Те ребята все-таки не удержались и в одной из газет опубликовали об этом заметку. Но к тому времени все люди, на которых это могло повлиять, были уже в курсе происходящего, и поэтому наши противники опоздали. Так что «активное мероприятие» не удалось.

 

Телевидение – это вредная привычка

- Когда человек вашего поколения станет президентом или премьер-министром?

- Почему менеджерская работа для вас предпочтительней творческой?

- Почему вместо высокой культуры на НТВ появляется «Империя страсти»?

 

- В нашей стране совершенно извращенное представление о возрасте. Советский Союз, в котором мы жили, был страной геронтократии, власти стариков. Эта традиция осталась. Она видно в словоупотреблении. Когда президент говорит сегодня с умилением о «поколении молодых реформаторов», имея в виду людей, которым по сорок с лишним лет, то мне становится грустно. В политическом смысле эти люди далеко не молодые.

С другой стороны, есть совершенно занятное несовпадение с этим. Россия – страна, где человека перестают считать молодым удивительно рано. Люди в тридцать лет говорят на полном серьезе, что молодость прошла, что жизнь пошла под уклон, и так далее. А когда переходим к политике, к управлению страной, то человек до пятидесяти все в «молодых».
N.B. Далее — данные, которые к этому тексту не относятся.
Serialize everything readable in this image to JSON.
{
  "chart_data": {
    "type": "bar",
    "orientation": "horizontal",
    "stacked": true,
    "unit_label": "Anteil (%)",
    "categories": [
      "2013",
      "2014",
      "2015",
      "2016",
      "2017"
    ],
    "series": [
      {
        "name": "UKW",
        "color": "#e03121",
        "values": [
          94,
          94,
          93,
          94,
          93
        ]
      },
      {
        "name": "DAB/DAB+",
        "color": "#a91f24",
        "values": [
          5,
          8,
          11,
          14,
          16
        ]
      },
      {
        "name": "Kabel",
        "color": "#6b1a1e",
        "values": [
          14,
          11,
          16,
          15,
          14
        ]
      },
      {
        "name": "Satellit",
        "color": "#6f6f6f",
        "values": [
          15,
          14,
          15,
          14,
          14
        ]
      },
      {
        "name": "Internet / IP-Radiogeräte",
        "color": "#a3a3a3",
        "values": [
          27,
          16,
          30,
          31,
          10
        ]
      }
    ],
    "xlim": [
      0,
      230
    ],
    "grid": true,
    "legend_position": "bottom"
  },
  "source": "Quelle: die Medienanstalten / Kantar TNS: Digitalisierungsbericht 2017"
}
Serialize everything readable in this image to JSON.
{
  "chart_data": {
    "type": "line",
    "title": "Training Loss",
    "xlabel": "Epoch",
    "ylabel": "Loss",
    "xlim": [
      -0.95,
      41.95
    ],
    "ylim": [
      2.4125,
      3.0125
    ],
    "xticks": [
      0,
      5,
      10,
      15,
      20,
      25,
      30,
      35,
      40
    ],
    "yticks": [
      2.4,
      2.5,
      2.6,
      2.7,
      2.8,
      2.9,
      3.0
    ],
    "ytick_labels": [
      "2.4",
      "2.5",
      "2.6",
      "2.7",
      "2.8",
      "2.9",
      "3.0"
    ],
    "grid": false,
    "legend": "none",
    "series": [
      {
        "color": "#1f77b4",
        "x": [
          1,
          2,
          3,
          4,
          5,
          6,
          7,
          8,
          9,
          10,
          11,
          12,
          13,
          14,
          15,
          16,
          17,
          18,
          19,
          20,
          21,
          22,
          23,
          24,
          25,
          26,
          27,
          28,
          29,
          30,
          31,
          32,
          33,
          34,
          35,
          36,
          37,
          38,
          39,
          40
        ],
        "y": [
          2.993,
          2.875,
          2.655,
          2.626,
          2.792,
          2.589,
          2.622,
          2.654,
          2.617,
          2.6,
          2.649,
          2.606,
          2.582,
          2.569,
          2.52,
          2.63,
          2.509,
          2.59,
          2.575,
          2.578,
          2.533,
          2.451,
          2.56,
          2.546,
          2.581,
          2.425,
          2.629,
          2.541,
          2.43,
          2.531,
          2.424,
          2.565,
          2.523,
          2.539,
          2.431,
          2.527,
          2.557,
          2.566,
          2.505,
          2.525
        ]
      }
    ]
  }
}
Понятно, что человека, который воспринимается как молодой, в президенты избрать нельзя, да? Поскольку ему нельзя доверить бразды управления государством. Интересно, к 2000 году, когда буду президентские выборы, это отношение будет преодолено или нет? Потому что если оно не будет преодолено, то мы изберем человека, время которого прошло. Не обязательно в биологическом смысле.

Для меня Зюганов, которому я желаю долгих лет жизни и здоровья, как физическому индивиду, в политическом смысле – давно покойник. Что, безусловно, объединяет его с Владимиром Ильичом. И вдруг человек типа Геннадия Андреевича может серьезно претендовать на власть в стране. Это грустно.
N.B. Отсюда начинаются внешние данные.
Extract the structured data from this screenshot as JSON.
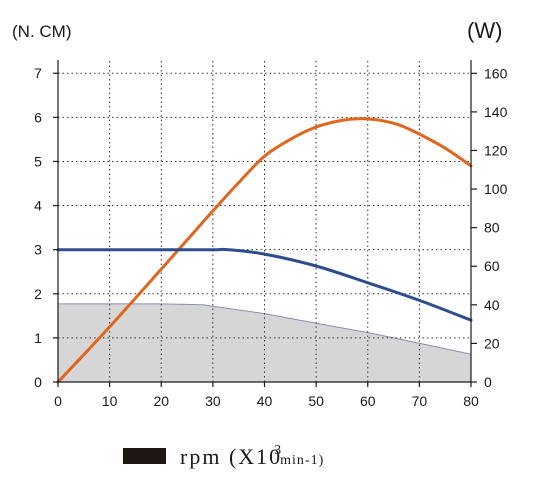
{
  "chart_data": {
    "type": "line",
    "left_unit_label": "(N. CM)",
    "right_unit_label": "(W)",
    "x_ticks": [
      0,
      10,
      20,
      30,
      40,
      50,
      60,
      70,
      80
    ],
    "left_ticks": [
      0,
      1,
      2,
      3,
      4,
      5,
      6,
      7
    ],
    "right_ticks": [
      0,
      20,
      40,
      60,
      80,
      100,
      120,
      140,
      160
    ],
    "xlim": [
      0,
      80
    ],
    "ylim_left": [
      0,
      7.3
    ],
    "ylim_right": [
      0,
      166.9
    ],
    "grid": true,
    "legend": {
      "text_main": "rpm (X10",
      "text_exp": "3",
      "text_unit": "min",
      "text_tail": "-1)"
    },
    "series": [
      {
        "axis": "left",
        "color": "#e0661f",
        "style": "line",
        "x": [
          0,
          5,
          10,
          15,
          20,
          25,
          30,
          35,
          40,
          45,
          50,
          55,
          58.5,
          62,
          66,
          70,
          75,
          80
        ],
        "y": [
          0,
          0.62,
          1.25,
          1.9,
          2.56,
          3.22,
          3.88,
          4.52,
          5.12,
          5.5,
          5.78,
          5.93,
          5.97,
          5.94,
          5.83,
          5.62,
          5.3,
          4.9
        ]
      },
      {
        "axis": "left",
        "color": "#2e4d8f",
        "style": "line",
        "x": [
          0,
          10,
          20,
          30,
          33,
          40,
          50,
          60,
          70,
          80
        ],
        "y": [
          3.0,
          3.0,
          3.0,
          3.0,
          3.0,
          2.9,
          2.63,
          2.25,
          1.85,
          1.4
        ]
      },
      {
        "axis": "left",
        "color": "#d6d6d6",
        "style": "area",
        "x": [
          0,
          10,
          20,
          28,
          40,
          50,
          60,
          70,
          80
        ],
        "y": [
          1.77,
          1.77,
          1.77,
          1.75,
          1.55,
          1.33,
          1.12,
          0.88,
          0.63
        ]
      }
    ]
  },
  "colors": {
    "axis": "#1a1a1a",
    "grid": "#333333",
    "area_edge": "#8a8fb0",
    "legend_swatch": "#1e1714"
  }
}
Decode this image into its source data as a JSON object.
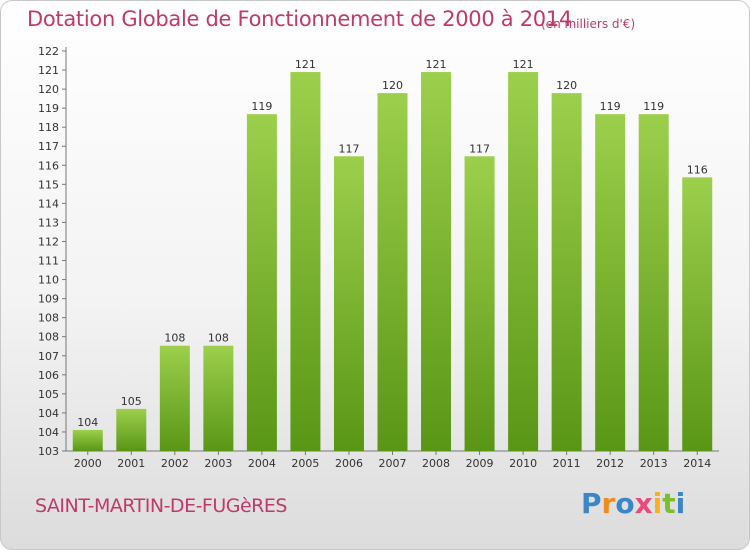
{
  "colors": {
    "title": "#c0396a",
    "bar_top": "#9ccf4c",
    "bar_bottom": "#5a9616",
    "axis_text": "#333333"
  },
  "header": {
    "title": "Dotation Globale de Fonctionnement de 2000 à 2014",
    "unit": "(en milliers d'€)"
  },
  "footer": {
    "commune": "SAINT-MARTIN-DE-FUGèRES",
    "logo": [
      {
        "char": "P",
        "color": "#3a86c8"
      },
      {
        "char": "r",
        "color": "#f08c1e"
      },
      {
        "char": "o",
        "color": "#3a86c8"
      },
      {
        "char": "x",
        "color": "#e84a7a"
      },
      {
        "char": "i",
        "color": "#f5b21e"
      },
      {
        "char": "t",
        "color": "#7cbf2e"
      },
      {
        "char": "i",
        "color": "#3a86c8"
      }
    ]
  },
  "chart_data": {
    "type": "bar",
    "title": "Dotation Globale de Fonctionnement de 2000 à 2014",
    "categories": [
      "2000",
      "2001",
      "2002",
      "2003",
      "2004",
      "2005",
      "2006",
      "2007",
      "2008",
      "2009",
      "2010",
      "2011",
      "2012",
      "2013",
      "2014"
    ],
    "values": [
      104,
      105,
      108,
      108,
      119,
      121,
      117,
      120,
      121,
      117,
      121,
      120,
      119,
      119,
      116
    ],
    "value_labels": [
      "104",
      "105",
      "108",
      "108",
      "119",
      "121",
      "117",
      "120",
      "121",
      "117",
      "121",
      "120",
      "119",
      "119",
      "116"
    ],
    "ylim": [
      103,
      122
    ],
    "yticks": [
      "103",
      "104",
      "104",
      "105",
      "106",
      "107",
      "108",
      "108",
      "109",
      "110",
      "111",
      "112",
      "113",
      "114",
      "115",
      "116",
      "117",
      "118",
      "119",
      "120",
      "121",
      "122"
    ],
    "grid": false,
    "legend": "none"
  }
}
Не знаю, я сам всегда с очень большим пиететом относился к людям старшего поколения, признавал их бесспорное лидерство. То есть в этом отношении вполне соответствовал нормам той политической культуры, которая существовала и все еще существует в нашей стране. И довольно поздно спохватился.

Буквально несколько лет назад я себе сказал: «А чего, собственно?» Ведь на самом деле, кто бы у нас ни был президентом и сколько бы лет ни было премьеру, реально сейчас наше поколение определяет то, что происходит в стране. Мы несем за это ответственность.
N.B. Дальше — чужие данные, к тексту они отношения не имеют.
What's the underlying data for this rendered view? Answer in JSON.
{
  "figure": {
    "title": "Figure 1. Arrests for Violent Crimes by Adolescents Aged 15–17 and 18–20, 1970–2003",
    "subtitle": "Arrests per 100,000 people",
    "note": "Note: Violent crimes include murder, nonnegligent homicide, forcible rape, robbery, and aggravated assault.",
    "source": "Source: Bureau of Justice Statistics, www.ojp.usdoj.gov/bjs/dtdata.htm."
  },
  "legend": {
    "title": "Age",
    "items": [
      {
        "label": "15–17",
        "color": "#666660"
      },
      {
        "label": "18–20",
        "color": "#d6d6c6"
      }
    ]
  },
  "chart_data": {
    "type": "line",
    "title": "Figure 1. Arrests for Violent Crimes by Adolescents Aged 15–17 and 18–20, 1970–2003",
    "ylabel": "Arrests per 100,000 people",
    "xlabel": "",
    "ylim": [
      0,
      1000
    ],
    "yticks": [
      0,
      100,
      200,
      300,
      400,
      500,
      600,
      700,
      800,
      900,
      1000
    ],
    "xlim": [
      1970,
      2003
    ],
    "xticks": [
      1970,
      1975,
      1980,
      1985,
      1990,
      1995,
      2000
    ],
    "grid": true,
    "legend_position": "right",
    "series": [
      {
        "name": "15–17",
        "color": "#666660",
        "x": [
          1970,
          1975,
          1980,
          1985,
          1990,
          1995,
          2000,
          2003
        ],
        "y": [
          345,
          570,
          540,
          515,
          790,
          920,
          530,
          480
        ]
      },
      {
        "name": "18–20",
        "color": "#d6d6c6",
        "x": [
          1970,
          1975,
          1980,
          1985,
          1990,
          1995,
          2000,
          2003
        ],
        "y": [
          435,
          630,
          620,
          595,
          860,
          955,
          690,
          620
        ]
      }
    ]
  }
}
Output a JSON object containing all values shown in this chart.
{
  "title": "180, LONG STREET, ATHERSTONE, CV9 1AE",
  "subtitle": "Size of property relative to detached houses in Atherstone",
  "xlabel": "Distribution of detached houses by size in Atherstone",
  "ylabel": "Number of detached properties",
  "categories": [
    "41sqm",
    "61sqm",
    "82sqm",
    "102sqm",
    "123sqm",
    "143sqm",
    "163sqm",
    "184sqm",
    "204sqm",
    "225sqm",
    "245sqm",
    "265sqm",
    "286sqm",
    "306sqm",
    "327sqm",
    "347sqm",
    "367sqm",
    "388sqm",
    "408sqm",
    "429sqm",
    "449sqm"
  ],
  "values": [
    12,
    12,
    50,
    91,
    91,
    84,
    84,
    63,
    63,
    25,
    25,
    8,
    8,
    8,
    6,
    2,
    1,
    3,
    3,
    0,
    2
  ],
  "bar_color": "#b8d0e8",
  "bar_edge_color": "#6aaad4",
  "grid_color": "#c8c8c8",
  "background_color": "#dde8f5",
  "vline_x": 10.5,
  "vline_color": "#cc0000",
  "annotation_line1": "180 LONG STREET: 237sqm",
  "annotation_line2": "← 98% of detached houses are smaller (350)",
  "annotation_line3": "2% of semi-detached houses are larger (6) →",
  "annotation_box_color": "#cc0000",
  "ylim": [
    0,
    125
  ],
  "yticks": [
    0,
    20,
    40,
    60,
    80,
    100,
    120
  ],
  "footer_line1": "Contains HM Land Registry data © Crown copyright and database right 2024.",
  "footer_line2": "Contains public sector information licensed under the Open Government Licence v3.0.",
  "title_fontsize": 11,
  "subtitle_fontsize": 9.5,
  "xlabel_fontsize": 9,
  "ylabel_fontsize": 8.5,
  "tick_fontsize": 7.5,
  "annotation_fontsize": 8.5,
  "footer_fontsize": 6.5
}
Лично для меня это стало важным открытием. Я как бы осознал библейскую истину: «Смотри, ноги тех, кто тебя вынесет, уже стоят за дверьми». Лучше вовремя спохватиться. Еще пять-восемь лет я буду говорить, что действительно наше поколение отвечает за то, что происходит. В широком смысле слова мы управляем страной. А потом просто придет другое поколение. Те, кого мы сейчас просто в упор не видим. Ирония состоит в том, что мы находимся точно в такой же ситуации, что и люди на двадцать лет нас старше. Те, кто будет делать, скажем, телевидение завтрашнего дня, они ведь уже сидят рядом с нами. Я не знаю, кто они, экспедиторы, или кассеты у меня таскают, или вообще работают непонятно где, но они уже здесь, рядом. Это важно осознать и сделать усилие здесь и теперь – управлять тем, что реально находится в твоих руках.

Почему лично для меня менеджерская, управленческая работа оказалась более привлекательной, чем чисто творческая? Потому что прежде мы этой возможности управлять были полностью лишены. В советские времена человек моего поколения мог стать начальником. Управленцем было стать труде.

Как мне сказал один американец: «Игорь, проблема вашей стране в том, что у вас много начальников, но мало управленцев». Конечно, всегда можно было чем-то таким маргинальным управлять, но это было хождением по грани или за гранью закона. А поскольку большинство людей моего поколения – конформисты, то для нас этот вариант был неприемлем. Поэтому, когда врата открылись, мы с удовольствием бросились в эту область. Ведь и не надеялись, что сможем профессионально этим заниматься.

В то время как заниматься творчеством в советское время было, конечно, невероятно тяжело, но все-таки возможно. Пиши, например, себе на темы, которые никого не волнуют. Писал же я про философию Данте. Сочиняй, чего хочешь, никто в жизни никогда не поймет, чего там написано…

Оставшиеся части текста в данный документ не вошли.